Anyone who knows me knows that I’m a Facebook fan. I lurk on the site as I work most days, and I post way more than I should. One of the things I like about it is the fact that it makes me aware of small news stories, ones that haven’t had a chance to make a big splash in the mainstream media yet. And, no, I don’t rely on Facebook for my news, but it’s a fun side aspect to something I use for other purposes.

A story I saw yesterday upset me a great deal. In it, a biochemist who is also a Nobel laureate suggested that labs should be single-sex environments because female scientists cause problems for male scientists. In particular he said:

Let me tell you about my trouble with girls … three things happen when they are in the lab … You fall in love with them, they fall in love with you and when you criticise them, they cry.

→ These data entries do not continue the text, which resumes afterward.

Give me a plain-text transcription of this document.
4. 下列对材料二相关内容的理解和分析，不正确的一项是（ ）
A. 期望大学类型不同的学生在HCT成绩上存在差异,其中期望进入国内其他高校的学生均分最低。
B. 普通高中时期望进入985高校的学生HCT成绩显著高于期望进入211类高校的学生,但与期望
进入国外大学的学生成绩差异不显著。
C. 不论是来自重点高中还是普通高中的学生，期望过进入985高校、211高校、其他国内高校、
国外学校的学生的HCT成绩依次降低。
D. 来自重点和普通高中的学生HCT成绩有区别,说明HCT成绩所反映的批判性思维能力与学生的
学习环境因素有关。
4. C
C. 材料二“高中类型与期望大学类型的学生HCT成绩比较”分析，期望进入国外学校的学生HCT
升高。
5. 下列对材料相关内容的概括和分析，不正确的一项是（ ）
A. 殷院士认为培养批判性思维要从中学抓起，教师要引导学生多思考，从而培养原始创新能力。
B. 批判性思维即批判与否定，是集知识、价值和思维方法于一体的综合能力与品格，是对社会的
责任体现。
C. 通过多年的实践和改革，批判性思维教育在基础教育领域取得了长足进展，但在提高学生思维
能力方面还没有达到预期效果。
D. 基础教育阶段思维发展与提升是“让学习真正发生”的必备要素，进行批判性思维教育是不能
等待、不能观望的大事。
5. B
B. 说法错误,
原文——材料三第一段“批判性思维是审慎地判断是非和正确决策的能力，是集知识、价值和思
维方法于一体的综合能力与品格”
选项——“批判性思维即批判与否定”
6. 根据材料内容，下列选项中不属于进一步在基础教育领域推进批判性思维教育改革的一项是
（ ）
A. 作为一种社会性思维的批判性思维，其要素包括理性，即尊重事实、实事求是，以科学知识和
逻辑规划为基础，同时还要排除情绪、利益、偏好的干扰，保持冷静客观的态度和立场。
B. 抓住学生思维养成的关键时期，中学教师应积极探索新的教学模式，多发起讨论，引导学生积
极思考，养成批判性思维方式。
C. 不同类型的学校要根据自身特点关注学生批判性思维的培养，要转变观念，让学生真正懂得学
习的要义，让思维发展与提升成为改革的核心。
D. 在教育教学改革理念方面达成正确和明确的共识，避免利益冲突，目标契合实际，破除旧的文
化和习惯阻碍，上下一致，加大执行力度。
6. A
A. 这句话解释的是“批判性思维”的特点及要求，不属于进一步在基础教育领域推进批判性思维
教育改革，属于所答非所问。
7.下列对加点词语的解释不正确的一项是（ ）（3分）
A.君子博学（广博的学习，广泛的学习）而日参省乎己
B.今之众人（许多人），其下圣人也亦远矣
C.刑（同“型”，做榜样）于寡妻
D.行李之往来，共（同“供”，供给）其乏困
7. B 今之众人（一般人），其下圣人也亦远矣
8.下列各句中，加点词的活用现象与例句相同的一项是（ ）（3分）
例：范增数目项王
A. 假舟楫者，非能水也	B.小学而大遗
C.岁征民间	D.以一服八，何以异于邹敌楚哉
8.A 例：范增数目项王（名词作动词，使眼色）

He has since issued a “sorry but” response that actually begins to get at the issue. In his response he said: “I certainly did not mean to demean women, but rather be honest about my own shortcomings.” And, yes Dr. Hunt, if you see an issue over and over and the only common thing is you, you may be the problem. Apology or not, the whole thing left me feeling depressed about STEM, gender, and public personalities.

So I was thrilled to find a story about Tim Cook, Apple, and diversity in my ACM news this morning. There are so many amazing quotes from Tim Cook that I’m going to have to restrain myself from posting them all. The highlights include this one about diversity initiatives and programs:

Some of this costs money some of it doesn’t. Mostly it’s a way of thinking. And so if you believe as we believe that diversity leads to better products, and we’re all about making products that enrich peoples lives, then you obviously put a ton of energy behind diversity the same way you would put a ton of energy behind anything else that is truly important.

He also commented on speaking out about diversity and its importance:

“The problem, as Dr. King said, is ‘the appalling silence of the good people,'” Cook insists. “I try to look at myself in the mirror and ask myself if I’m doing enough. And if the answer is no, I try to do something more. And sometimes you do things that don’t work and sometimes you do things that do work. Somehow we’ve got to get enough people to believe how important it is, and see how wrong it is not doing it.”

Yes, Mr. Cook is a CEO of a company that is concerned with being profitable, and this story is a PR dream. I’m sure those two facts aren’t unrelated. But at the same time, what he had to say and what Dr. Hunt had to say are so widely separated in terms of their consciousness of the impact of a lack of diversity on science, business, and society as a whole that it’s hard to believe they live on the same planet. And I would prefer to live on Mr. Cook’s planet.